You will notice that these traits or strengths are not necessarily unique to caregiving. However, they are certainly applicable to the caregiving experience. The following list has been developed through a broad search and a review of the caregiving experience.

Caregiver Strengths

  1. Resilience – The ability to withstand or recover quickly from difficult conditions; I can negotiate for what I need and navigate systems.
  2. Patience – The capacity to accept or tolerate delay, trouble, or suffering without getting angry or upset.
  3. Flexibility – Ready and able to change so as to adapt to different circumstances; accept what is happening in the moment.
  4. Compassion – The ability to translate empathic feelings into action (desire to alleviate suffering).
  5. Optimism – Expect a favourable or positive outcome.
  6. Confidence – Sure of one’s self and one’s abilities.
  7. Organization – Methodical and efficient in arrangement or function.
  8. Ability to Laugh – To easily see and appreciate the humour in the situation.

What are your personal strengths? How many of these traits do you possess? Can you think of more strengths that aren’t on this list?

Caregiver Strengths Exercise

To identify and acknowledge your personal caregiver strengths, set aside a few minutes for personal reflection. Ask yourself the following questions:

  • What gives me energy?
  • What am I good at? What do I do best? What do I do well?
  • What am I naturally good at? What comes naturally to me?
  • What are my best character traits?
  • What things do I look forward to doing?
  • When faced with challenges or adversity, what strengths do I bring to these challenges?
  • What do I handle well?

This is no time for false humility. Do not censor or judge yourself. This is a time for honest reflection on what you do well. It may be an activity, a character trait, a situation, or some combination of all of these.

If you find it difficult to assess your caregiver strengths, ask your best friend or someone who knows you well to answer these questions about you. In the context of your work life, what would others say are your strengths? If you were applying for a job today, what would you identify as your strengths (you know they are going to ask you this question!).

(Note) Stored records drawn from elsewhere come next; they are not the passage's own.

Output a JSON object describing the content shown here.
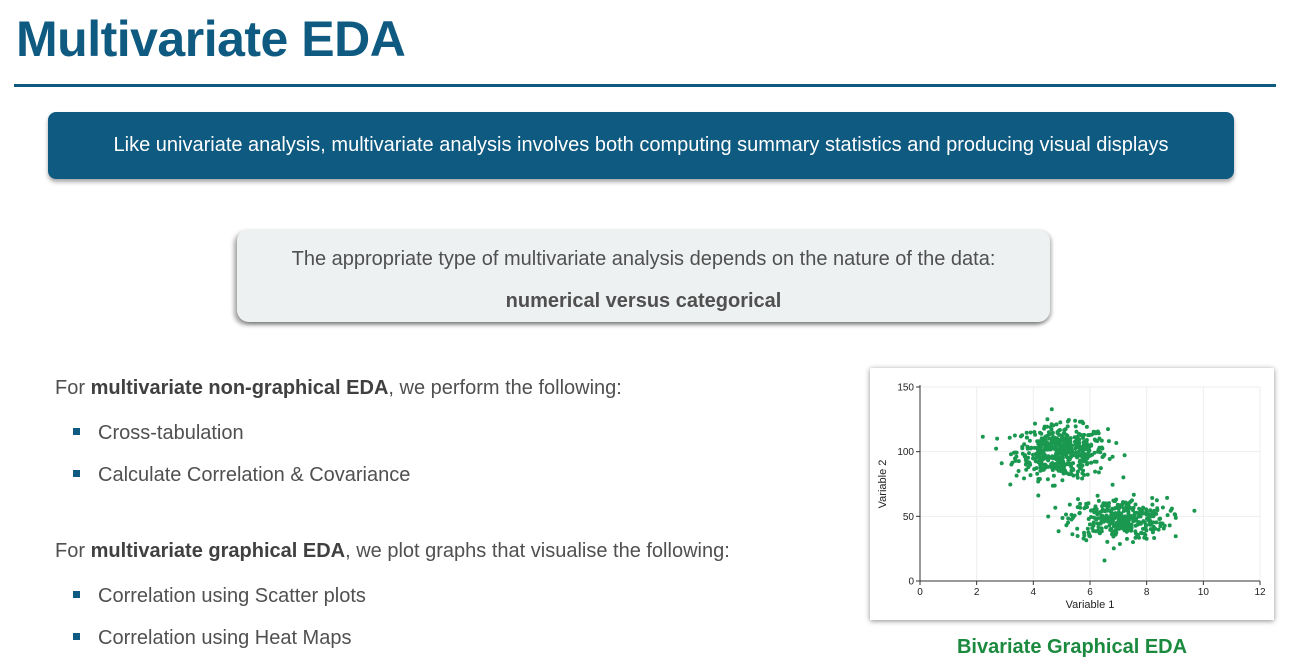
{
  "page": {
    "title": "Multivariate EDA",
    "banner": "Like univariate analysis, multivariate analysis involves both computing summary statistics and producing visual displays",
    "callout": {
      "line1": "The appropriate type of multivariate analysis depends on the nature of the data:",
      "line2": "numerical versus categorical"
    },
    "non_graphical": {
      "prefix": "For ",
      "bold": "multivariate non-graphical EDA",
      "suffix": ", we perform the following:",
      "bullets": [
        "Cross-tabulation",
        "Calculate Correlation & Covariance"
      ]
    },
    "graphical": {
      "prefix": "For ",
      "bold": "multivariate graphical EDA",
      "suffix": ", we plot graphs that visualise the following:",
      "bullets": [
        "Correlation using Scatter plots",
        "Correlation using Heat Maps"
      ]
    },
    "caption": "Bivariate Graphical EDA"
  },
  "colors": {
    "accent": "#0f5a80",
    "point": "#1a9850",
    "caption": "#1b8a3f"
  },
  "chart_data": {
    "type": "scatter",
    "xlabel": "Variable 1",
    "ylabel": "Variable 2",
    "xlim": [
      0,
      12
    ],
    "ylim": [
      0,
      150
    ],
    "xticks": [
      0,
      2,
      4,
      6,
      8,
      10,
      12
    ],
    "yticks": [
      0,
      50,
      100,
      150
    ],
    "grid": true,
    "clusters": [
      {
        "center": [
          5.0,
          100
        ],
        "spread": [
          0.8,
          10
        ],
        "n": 500
      },
      {
        "center": [
          7.0,
          48
        ],
        "spread": [
          0.85,
          8
        ],
        "n": 350
      }
    ]
  }
}
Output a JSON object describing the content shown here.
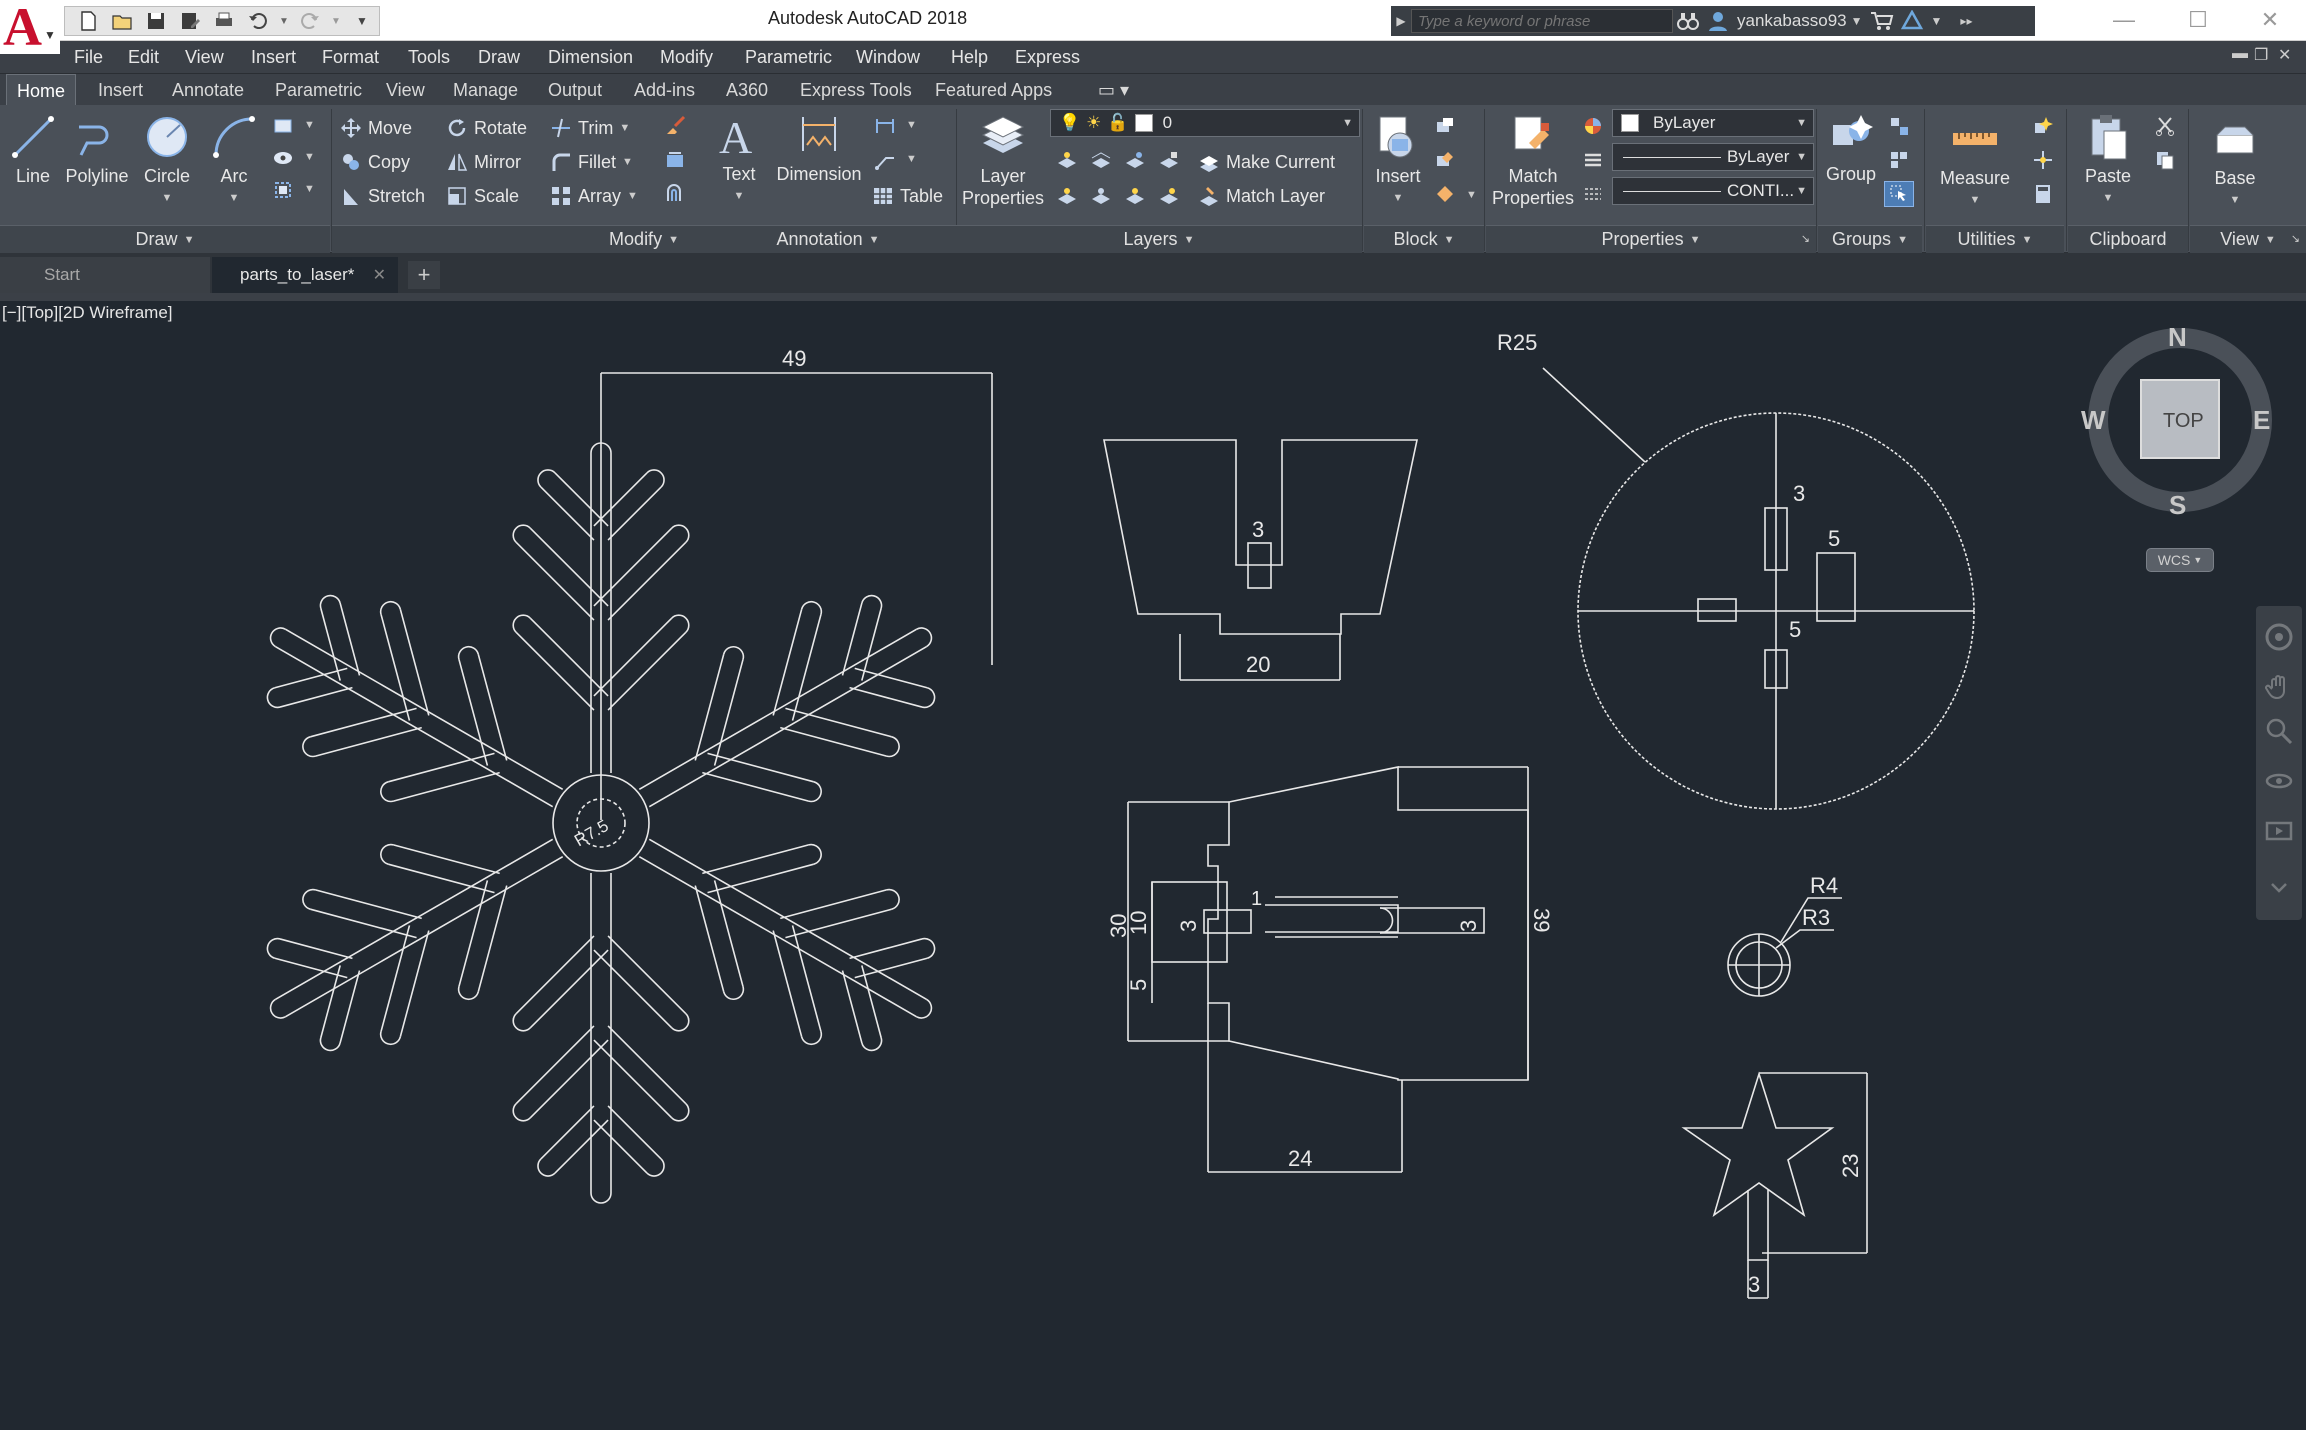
{
  "app": {
    "title": "Autodesk AutoCAD 2018",
    "logo_letter": "A",
    "search_placeholder": "Type a keyword or phrase",
    "user_name": "yankabasso93"
  },
  "menu": [
    "File",
    "Edit",
    "View",
    "Insert",
    "Format",
    "Tools",
    "Draw",
    "Dimension",
    "Modify",
    "Parametric",
    "Window",
    "Help",
    "Express"
  ],
  "ribbon_tabs": [
    "Home",
    "Insert",
    "Annotate",
    "Parametric",
    "View",
    "Manage",
    "Output",
    "Add-ins",
    "A360",
    "Express Tools",
    "Featured Apps"
  ],
  "ribbon": {
    "draw": {
      "title": "Draw",
      "line": "Line",
      "polyline": "Polyline",
      "circle": "Circle",
      "arc": "Arc"
    },
    "modify": {
      "title": "Modify",
      "move": "Move",
      "rotate": "Rotate",
      "trim": "Trim",
      "copy": "Copy",
      "mirror": "Mirror",
      "fillet": "Fillet",
      "stretch": "Stretch",
      "scale": "Scale",
      "array": "Array"
    },
    "annotation": {
      "title": "Annotation",
      "text": "Text",
      "dimension": "Dimension",
      "table": "Table"
    },
    "layers": {
      "title": "Layers",
      "layer_props_1": "Layer",
      "layer_props_2": "Properties",
      "current_layer": "0",
      "make_current": "Make Current",
      "match_layer": "Match Layer"
    },
    "block": {
      "title": "Block",
      "insert": "Insert"
    },
    "properties": {
      "title": "Properties",
      "match_1": "Match",
      "match_2": "Properties",
      "color": "ByLayer",
      "lineweight": "ByLayer",
      "linetype": "CONTI..."
    },
    "groups": {
      "title": "Groups",
      "group": "Group"
    },
    "utilities": {
      "title": "Utilities",
      "measure": "Measure"
    },
    "clipboard": {
      "title": "Clipboard",
      "paste": "Paste"
    },
    "view": {
      "title": "View",
      "base": "Base"
    }
  },
  "file_tabs": [
    {
      "label": "Start"
    },
    {
      "label": "parts_to_laser*"
    }
  ],
  "viewport": {
    "label": "[−][Top][2D Wireframe]"
  },
  "viewcube": {
    "north": "N",
    "south": "S",
    "east": "E",
    "west": "W",
    "face": "TOP",
    "wcs": "WCS"
  },
  "dimensions": {
    "snow_width": "49",
    "snow_radius": "R7.5",
    "trap_slot": "3",
    "trap_base": "20",
    "circle_r": "R25",
    "circle_slot_top": "3",
    "circle_slot_right": "5",
    "circle_slot_lower": "5",
    "side_h30": "30",
    "side_h10": "10",
    "side_h5": "5",
    "side_slot_left": "3",
    "side_slot_right": "3",
    "side_small": "1",
    "side_h39": "39",
    "side_base": "24",
    "ring_outer": "R4",
    "ring_inner": "R3",
    "star_h": "23",
    "star_stem": "3"
  },
  "colors": {
    "canvas": "#212830",
    "line": "#e8e8e8",
    "ribbon": "#4a5058",
    "accent_red": "#c8102e"
  }
}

Caregiver Strengths Exercise

The following statements will help you focus in on your strengths as a family caregiver. Your task is to decide the strength of your agreement with each statement, using the following scale:

  1. All the time
  2. Sometimes
  3. Hardly ever

There are no “right” or “wrong” answers. Select the number that most closely reflects you. Take your time and consider each statement carefully.

I see myself as someone who is…

  1. Resilient (All the Time, Sometimes, or Hardly Ever – Record your rating)
  2. Patient
  3. Flexible
  4. Compassionate
  5. Optimistic
  6. Confident
  7. Organized
  8. Able to laugh easily/see the humour in the situation

Harnessing your caregiver strengths

Now that you have identified and acknowledged your personal caregiver strengths you can decide to consciously approach your caregiving by harnessing these strengths and applying them to your family caregiving experiences and activities.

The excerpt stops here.